Both cars figure to draw a lot of attention at the sale, which is held in conjunction with the annual Auburn Cord Duesenberg Festival in Auburn, Indiana. Auctions America expects to offer some 900 cars at its end-of-summer event at the Auburn Auction Park.
“We’re looking forward to bringing not just another fantastic roster of cars to Auburn, but also to welcoming back collectors, enthusiasts, and the ACD community to the Classic Car Capital of America,” Megan Boyd, a car specialist for Auctions America, said in a news release.
“As part of the Labor Day tradition, and more importantly, the Auburn tradition, we’re thrilled to offer another fabulous Duesenberg at our Fall sale,” she added.
“Lending European flair to an American icon, the Franay-bodied Duesenberg is not something collectors might expect to see here, but something we’re proud to bring back home to Auburn.”
According to Auctions America, Duesenberg Model J (chassis No. 2385) has worn two bodies by Franay. The first was a town car, as the car was displayed at the Paris Salon in 1931 and 1932. But when that conservative coachwork didn’t sell, the car was rebodied as a Berline with a curved roofline, long skirted fenders, a sliding sunroof and other exquisite details.
Today, the car is the only surviving Duesenberg with Franay coachwork and one of the few with a body created outside the United States, Auctions America reported.
Originally, the car was delivered to Countess Porceri, formerly Mabel Boll.
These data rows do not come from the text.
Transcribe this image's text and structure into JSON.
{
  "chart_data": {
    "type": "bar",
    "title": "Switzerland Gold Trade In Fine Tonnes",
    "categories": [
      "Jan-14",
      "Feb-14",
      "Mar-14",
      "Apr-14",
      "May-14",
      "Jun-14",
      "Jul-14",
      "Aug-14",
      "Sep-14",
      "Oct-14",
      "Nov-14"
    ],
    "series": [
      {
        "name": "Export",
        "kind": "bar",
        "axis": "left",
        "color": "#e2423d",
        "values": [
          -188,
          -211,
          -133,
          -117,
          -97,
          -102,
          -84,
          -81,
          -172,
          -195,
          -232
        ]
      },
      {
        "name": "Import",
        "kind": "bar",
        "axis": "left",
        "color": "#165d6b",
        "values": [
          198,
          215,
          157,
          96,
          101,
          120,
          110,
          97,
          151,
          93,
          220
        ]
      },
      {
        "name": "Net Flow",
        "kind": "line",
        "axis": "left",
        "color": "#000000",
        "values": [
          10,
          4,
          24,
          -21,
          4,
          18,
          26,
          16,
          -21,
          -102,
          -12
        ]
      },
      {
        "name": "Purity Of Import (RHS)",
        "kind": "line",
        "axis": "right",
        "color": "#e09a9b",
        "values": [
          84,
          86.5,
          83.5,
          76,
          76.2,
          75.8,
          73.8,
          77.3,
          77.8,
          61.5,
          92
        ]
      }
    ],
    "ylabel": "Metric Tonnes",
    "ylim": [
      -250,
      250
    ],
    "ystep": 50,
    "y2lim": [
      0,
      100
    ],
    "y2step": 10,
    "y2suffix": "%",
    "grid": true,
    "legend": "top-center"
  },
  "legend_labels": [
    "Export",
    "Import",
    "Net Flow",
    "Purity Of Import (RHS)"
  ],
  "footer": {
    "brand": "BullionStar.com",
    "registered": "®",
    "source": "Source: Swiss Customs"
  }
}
According to Auctions America, Boll’s “vivacious beauty won her several socialite husbands.” Boll lived an extravagant lifestyle, regularly wearing many baubles, as much as $250,000 worth from her jewelry collection. She became known as the Queen of Diamonds, and the nickname stuck with the car.
The car would become part of the Serge Pozzoli collection based in Montlhery, France, and later returned to the United States in the Pat Ryan collection. Auctions America has estimated its value at $750,000 to $950,000.
Another early headliner for the sale is a 1929 Auburn 8-90 cabriolet in red and black. Estimated value for the hometown creation is $80,000 to $100,000.